Funny how Australia has gone very quiet on the Iraq war whilst the British are conducting an inquiry into it. The Chilcot inquiry embraces the run-up to the conflict in Iraq, the military action and the aftermath and is providing further evidence that Tony Blair misled the British public in the run up to the war in Iraq in 2003.

afterIraq.jpg Steve Bell

Narry a word in Australia. The curtain has been pulled down. The silence is deafening.

Nothing is being said even though the Howard Government simply followed Washington and London on the need for regime change, on being committed from an early stage to a military invasion, and in deceiving the Australian public about Iraq's weapons of mass destruction. There was no threat to Australia from Iraq even ttough and Howard, like Blair, had claimed that intelligence had "established beyond doubt" that Iraq had WMD.

The Chilcot Inquiry shows that claim is unsustainable on the basis of intelligence assessments.The lack of evidence when inspectors went in did not change the policy of military intervention because people in government were convinced that there were weapons.

Isn't it the role of the media to ask journalism is about asking awkward questions? So where are the questions? It seems as if everyone in the Australian polity wants to forget the skeletons from the shameful past.

| Posted by Gary Sauer-Thompson at 4:38 PM | | Comments (4)
Comments

Comments

"...the silence is deafening."

Well of course it is. There's nothing more to discuss. After all, nobody go hurt, did they?

Yeah come on Gary ... important to look forward not backward ... maybe mistakes were made but let's not dwell on the past ... besides, Kevvie wants to be able to congratulate our late PM on his new appointment as global cricket czar or whatever it is and it would spoil the tone if Howard was acknowledged as a murderous war criminal.

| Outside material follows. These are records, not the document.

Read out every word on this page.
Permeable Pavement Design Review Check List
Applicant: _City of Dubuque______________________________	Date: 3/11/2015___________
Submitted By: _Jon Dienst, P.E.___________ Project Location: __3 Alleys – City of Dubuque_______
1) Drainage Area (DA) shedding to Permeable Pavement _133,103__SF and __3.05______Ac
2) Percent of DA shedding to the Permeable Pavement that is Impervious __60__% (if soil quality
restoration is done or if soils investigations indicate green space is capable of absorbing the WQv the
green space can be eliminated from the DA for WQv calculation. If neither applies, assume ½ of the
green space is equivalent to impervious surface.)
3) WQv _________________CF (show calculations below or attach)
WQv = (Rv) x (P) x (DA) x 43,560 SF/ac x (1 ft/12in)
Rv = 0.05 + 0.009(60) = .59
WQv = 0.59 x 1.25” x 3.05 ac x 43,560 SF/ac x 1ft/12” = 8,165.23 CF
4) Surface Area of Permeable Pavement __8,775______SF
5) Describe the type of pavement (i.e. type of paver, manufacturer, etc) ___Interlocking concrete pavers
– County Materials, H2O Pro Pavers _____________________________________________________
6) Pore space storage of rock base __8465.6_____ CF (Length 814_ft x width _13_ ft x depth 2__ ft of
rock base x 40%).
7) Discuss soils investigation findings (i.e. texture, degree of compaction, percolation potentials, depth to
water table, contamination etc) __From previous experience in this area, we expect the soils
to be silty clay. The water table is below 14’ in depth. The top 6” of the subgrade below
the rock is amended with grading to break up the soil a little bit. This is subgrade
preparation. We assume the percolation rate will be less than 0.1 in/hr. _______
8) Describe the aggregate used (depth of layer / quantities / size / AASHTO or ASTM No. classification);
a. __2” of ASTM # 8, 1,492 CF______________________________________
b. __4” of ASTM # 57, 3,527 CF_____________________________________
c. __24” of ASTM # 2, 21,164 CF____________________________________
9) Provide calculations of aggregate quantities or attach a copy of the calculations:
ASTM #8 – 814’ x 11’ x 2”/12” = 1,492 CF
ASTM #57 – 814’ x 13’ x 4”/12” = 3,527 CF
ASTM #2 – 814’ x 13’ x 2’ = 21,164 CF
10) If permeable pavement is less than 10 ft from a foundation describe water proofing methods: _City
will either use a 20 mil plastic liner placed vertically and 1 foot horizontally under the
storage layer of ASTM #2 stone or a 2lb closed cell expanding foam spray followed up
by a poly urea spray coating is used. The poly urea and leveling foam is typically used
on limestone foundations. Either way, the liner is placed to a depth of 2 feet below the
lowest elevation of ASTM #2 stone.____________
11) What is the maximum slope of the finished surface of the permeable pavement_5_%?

Interesting thing about that cartoon....

Our littlest ANZAC has as much blood on his hands as the other mongrels, but he doesn't rate a mention in the cartoon. I'd guess that a truckload of people in the UK and US weren't even aware of our chest-thumping support for this unprovoked war.

Dunno if thats a good thing or a bad thing.

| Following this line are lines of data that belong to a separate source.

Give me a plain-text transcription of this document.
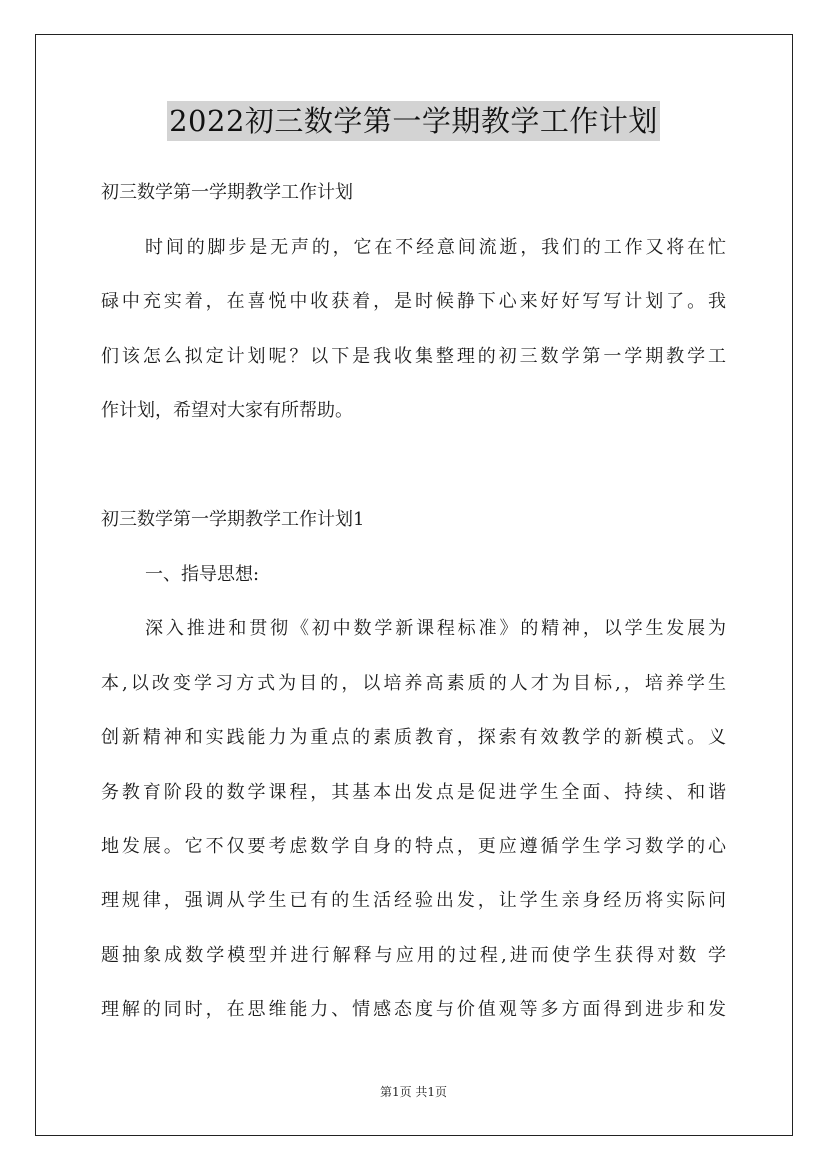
2022初三数学第一学期教学工作计划
初三数学第一学期教学工作计划
时间的脚步是无声的，它在不经意间流逝，我们的工作又将在忙
碌中充实着，在喜悦中收获着，是时候静下心来好好写写计划了。我
们该怎么拟定计划呢？以下是我收集整理的初三数学第一学期教学工
作计划，希望对大家有所帮助。
初三数学第一学期教学工作计划1
一、指导思想:
深入推进和贯彻《初中数学新课程标准》的精神，以学生发展为
本,以改变学习方式为目的，以培养高素质的人才为目标,，培养学生
创新精神和实践能力为重点的素质教育，探索有效教学的新模式。义
务教育阶段的数学课程，其基本出发点是促进学生全面、持续、和谐
地发展。它不仅要考虑数学自身的特点，更应遵循学生学习数学的心
理规律，强调从学生已有的生活经验出发，让学生亲身经历将实际问
题抽象成数学模型并进行解释与应用的过程,进而使学生获得对数 学
理解的同时，在思维能力、情感态度与价值观等多方面得到进步和发
第1页 共1页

I the politicians can avoid questions like "what justifies a war", can avoid an authoritative inquiry in the level of a perceived threat required to go to war, then they can weasel their justifications of the next one.

There's nothing I know about that prevents Australia going to war without any justification for defence or protection of citizens of other countries.

Besides, if there is an inquiry that criticizes the proportionality of belligerence by those who invaded Iraq compared to the actual threat as then understood by intelligence agencies to be much lower than what the politicians used in propaganda, then there'd be a bit of trouble avoiding criticism of Israeli belligerence and non-proportionality in operation "cast lead" reported by the Goldstone Report.

And the media? For commercial media, unthinking patriotism and war sells (imagine Murdoch asking, "How many people view/read to a greater extent if there is a war on that we are involved in?"). For Aunty, however, there is little excuse other than being cowed too easily, opening up yet another front to the rightards who don't like her.